Atlantic cod found to have a unique immune system
The Atlantic cod, Gadus morhua, has had its genome sequenced for the first time, revealing that it has a unique immune system. This finding, published in Nature this week, challenges the current assumptions about the evolution of the vertebrate immune system, and may have implications for the farming of fish.
The Major Histocompatability gene, or (MHC) II, is a conserved feature of the immune system in all jawed vertebratraes, whose genomes have been sequenced so far, including humans. But this gene has been lost somewhere in the ancestry of the Atlantic cod.
The (MHC) II gene is part of the adaptive immune system, the immune system with a 'memory' for previously encountered pathogens. Professor Kjetill Jakobsen from the Centre of Ecological and Evolutionary Synthesis at the University of Oslo led the study. He explained that "(MHC) II is heavily associated with immunological memory" and that "vaccine strategies are dependent on the (MHC) II function".

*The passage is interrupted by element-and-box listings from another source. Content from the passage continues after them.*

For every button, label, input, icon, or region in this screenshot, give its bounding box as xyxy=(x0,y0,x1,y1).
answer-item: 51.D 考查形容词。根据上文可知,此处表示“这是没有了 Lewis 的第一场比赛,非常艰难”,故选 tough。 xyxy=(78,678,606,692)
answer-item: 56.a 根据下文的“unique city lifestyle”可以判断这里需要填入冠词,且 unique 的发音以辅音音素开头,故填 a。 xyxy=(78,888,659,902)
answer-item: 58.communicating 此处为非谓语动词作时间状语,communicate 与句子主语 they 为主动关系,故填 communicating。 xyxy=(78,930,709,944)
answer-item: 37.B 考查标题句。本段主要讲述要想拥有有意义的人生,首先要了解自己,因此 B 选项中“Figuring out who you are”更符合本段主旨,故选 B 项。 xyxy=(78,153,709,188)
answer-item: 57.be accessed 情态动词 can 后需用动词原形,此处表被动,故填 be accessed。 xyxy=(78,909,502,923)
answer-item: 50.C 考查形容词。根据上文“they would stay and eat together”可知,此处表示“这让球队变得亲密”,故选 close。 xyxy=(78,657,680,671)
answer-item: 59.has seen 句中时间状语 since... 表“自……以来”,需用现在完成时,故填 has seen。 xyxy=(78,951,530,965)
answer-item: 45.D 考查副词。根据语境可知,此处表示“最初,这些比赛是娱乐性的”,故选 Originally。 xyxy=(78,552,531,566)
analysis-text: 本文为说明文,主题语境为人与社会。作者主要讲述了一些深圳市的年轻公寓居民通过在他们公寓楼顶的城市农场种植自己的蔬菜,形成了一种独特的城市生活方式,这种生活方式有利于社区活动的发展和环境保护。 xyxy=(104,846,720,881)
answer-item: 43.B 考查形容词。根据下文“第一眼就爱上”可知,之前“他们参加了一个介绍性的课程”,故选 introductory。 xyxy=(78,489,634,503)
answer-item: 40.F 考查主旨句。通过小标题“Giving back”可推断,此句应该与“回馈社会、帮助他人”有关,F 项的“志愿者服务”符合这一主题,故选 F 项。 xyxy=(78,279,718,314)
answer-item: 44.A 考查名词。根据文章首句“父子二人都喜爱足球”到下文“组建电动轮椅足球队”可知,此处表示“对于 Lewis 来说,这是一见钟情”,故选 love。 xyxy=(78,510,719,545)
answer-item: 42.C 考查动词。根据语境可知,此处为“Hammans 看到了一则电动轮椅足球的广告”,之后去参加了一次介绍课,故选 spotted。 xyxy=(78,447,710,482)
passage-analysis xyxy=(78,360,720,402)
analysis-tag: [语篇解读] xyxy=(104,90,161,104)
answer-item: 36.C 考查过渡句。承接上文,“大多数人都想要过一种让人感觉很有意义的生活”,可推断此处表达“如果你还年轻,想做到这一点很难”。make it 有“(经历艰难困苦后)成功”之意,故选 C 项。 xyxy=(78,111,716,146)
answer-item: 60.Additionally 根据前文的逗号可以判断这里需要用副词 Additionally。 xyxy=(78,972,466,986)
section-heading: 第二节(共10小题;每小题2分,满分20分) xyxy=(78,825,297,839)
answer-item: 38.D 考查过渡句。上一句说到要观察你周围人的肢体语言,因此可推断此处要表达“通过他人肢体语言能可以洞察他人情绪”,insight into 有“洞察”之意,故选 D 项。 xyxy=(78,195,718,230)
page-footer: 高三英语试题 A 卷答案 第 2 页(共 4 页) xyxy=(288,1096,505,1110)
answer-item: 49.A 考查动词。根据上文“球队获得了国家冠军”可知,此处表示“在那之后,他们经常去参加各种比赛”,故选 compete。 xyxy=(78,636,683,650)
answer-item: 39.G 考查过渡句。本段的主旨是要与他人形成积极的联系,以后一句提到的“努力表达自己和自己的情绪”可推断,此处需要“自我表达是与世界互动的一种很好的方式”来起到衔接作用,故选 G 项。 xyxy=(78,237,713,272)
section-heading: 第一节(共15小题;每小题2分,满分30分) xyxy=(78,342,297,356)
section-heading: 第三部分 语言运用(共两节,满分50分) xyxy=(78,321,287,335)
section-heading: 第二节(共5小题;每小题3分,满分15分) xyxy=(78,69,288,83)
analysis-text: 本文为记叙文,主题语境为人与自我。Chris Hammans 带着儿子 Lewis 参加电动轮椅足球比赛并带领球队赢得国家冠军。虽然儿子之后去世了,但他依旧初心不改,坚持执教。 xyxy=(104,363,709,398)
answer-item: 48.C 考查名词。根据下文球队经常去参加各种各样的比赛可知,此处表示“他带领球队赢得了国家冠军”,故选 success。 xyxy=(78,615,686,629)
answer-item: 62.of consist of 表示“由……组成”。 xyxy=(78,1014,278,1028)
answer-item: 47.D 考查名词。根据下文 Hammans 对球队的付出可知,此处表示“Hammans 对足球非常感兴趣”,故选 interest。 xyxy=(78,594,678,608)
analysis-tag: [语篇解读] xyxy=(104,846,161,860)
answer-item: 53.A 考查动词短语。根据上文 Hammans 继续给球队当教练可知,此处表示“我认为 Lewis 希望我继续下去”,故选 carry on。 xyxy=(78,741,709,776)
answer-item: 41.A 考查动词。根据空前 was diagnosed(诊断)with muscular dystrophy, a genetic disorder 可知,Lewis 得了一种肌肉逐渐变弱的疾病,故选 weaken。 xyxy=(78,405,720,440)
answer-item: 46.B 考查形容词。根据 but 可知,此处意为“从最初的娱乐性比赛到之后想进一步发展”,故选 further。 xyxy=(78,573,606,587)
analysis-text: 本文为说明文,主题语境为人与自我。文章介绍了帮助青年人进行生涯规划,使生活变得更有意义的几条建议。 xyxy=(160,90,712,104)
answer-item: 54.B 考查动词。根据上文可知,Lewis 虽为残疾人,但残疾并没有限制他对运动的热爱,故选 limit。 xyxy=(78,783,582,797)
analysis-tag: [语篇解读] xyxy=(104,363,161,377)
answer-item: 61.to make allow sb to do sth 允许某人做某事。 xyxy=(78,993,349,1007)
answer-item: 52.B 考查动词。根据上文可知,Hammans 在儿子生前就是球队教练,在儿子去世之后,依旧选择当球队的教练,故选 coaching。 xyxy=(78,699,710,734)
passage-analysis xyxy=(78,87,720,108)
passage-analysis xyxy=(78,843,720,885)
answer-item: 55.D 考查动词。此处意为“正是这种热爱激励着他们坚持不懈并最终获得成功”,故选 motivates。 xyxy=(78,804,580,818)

There are cases of non-functional (MHC) II in humans, but such mutations usually lead to death at a young age. "You cannot lose this without building up an alternative way to deal with bacterial infections and other parasites" explains Professor Jakobsen.
Cod, however, exist in large numbers and are widely distributed, proving that they manage to have a functioning immune system without (MHC) II. This may be due to over expression of other immune system genes; "In addition to these genes that are lacking, there are some amplications of certain genes" says Professor Jakobsen. These amplications have been found in the innate immune system, the immune system that deals with intracellular pathogens.
Unlike mammals, very few fishes species have been sequenced. Cod belongs to a group of fish, the gadoid group, which have had never been looked at before. Initial studies of other fish within the gadoid group are already underway, "It seems they also have the same peculiar setting in their immune system" says Professr Jakobsen, who is now building on the theory that the immune system feature may be common to the whole group of fish. If correct, the alteration must have occurred millions of years ago in some common ancestor.
Not only will this finding be of academic interest to evolutionary geneticists and immunologists, but may also help the farming of cod where bacterial infections have previously been problematic.